SMOTETomek

class hana_ml.algorithms.pal.preprocessing.SMOTETomek(smote_amount=None, k_nearest_neighbours=None, thread_ratio=None, random_seed=None, search_method=None, sampling_strategy=None, category_weights=None)

This class combines over-sampling using SMOTE and cleaning(under-sampling) using Tomek links.

Parameters
smote_amountint, optional

Amount of SMOTE N%. E.g. 200 means 200%, so each minority class sample will generate 2 synthetic samples.

The synthetic samples are generated until the minority class sample amount matches the majority class sample amount.

k_nearest_neighboursint, optional

Number of nearest neighbors (k).

Defaults to 1.

thread_ratiofloat, optional

Specifies the ratio of total number of threads that can be used by this function.

The value range is from 0 to 1, where 0 means only using 1 thread, and 1 means using at most all the currently available threads.

Values outside the range [0, 1] will be ignored and this function heuristically determines the number of threads to use.

Default to 0.

random_seedint, optional

Specifies the seed for random number generator.

  • 0: Uses the current time (in second) as seed

  • Others: Uses the specified value as seed

Defaults to 0.

search_methodstr, optional

Specifies the searching method when finding K nearest neighbour.

  • 'brute-force'

  • 'kd-tree'

Defaults to 'brute-force'.

sampling_strategystr, optional

Specifies the classes targeted by resampling:

  • 'majority' : resamples only the majority class

  • 'non-minority' : resamples all classes except the minority class

  • 'non-majority' : resamples all classes except the majority class

  • 'all' : resamples all classes

Defaults to 'majority'.

category_weightsfloat, optional

Represents the weight of category attributes. The value must be greater or equal to 0.

Examples

>>> smotetomek = SMOTETomek(smote_amount=200,
                            k_nearest_neighbours=2,
                            random_seed=2,
                            search_method='kd-tree',
                            sampling_strategy='all')
>>> res = smotetomek.fit_transform(data=df, label='TYPE', minority_class=2)
Attributes
None

Methods

fit_transform(data[, label, minority_class, ...])
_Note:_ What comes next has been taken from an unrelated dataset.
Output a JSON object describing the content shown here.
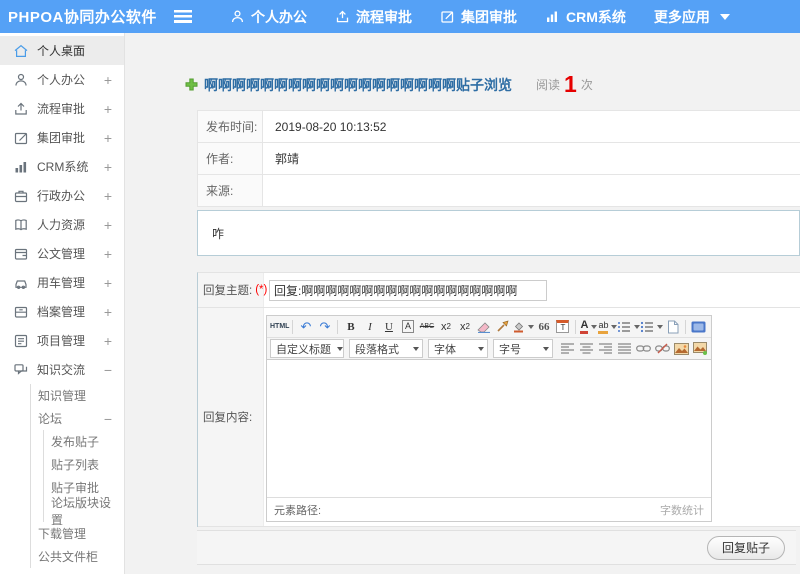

Perform both over-sampling using SMOTE and under-sampling by removing Tomek's links on given datasets.

fit_transform(data, label=None, minority_class=None, categorical_variable=None, variable_weight=None, key=None)

Perform both over-sampling using SMOTE and under-sampling by removing Tomek's links on given datasets.

Parameters
dataDataFrame

Dataframe that contains the data for resampling via SMOTE and Tomek's links.

keystr, optional

Specifies the name of ID column in data.

If data is indexed by a single column, the key defaults to that index column; otherwise no default value, and data is considered having no ID column.

labelstr, optional

Specifies the dependent variable by name.

If not specified, defaults to the 1st column in data.

minority_classstr/int, optional

Specifies the minority class value in dependent variable column.

If not specified, all but the majority classes are resampled to match the majority class sample amount.

categorical_variablestr/ListOfStrings, optional

Specifies the list of INTEGER columns that should be treated as categorical.

By default, only VARCHAR and NVARCHAR columns are treated as categorical, while numerical (i.e. INTEGER or DOUBLE) columns are treated as continuous.

No default value.

variable_weightdict, optional

Specifies the weights of variables participating in distance calculation in a dictionary:

  • key : variable(column) name

  • value : weight for distance calculation

No default value.

Returns
DataFrame

SMOTETomek result, structured the same as data exclusive of the key column(if there is one).

property fit_hdbprocedure

Returns the generated hdbprocedure for fit.

property predict_hdbprocedure

Returns the generated hdbprocedure for predict.

Inherited Methods from PALBase

Besides those methods mentioned above, the SMOTETomek class also inherits methods from PALBase class, please refer to PAL Base for more details.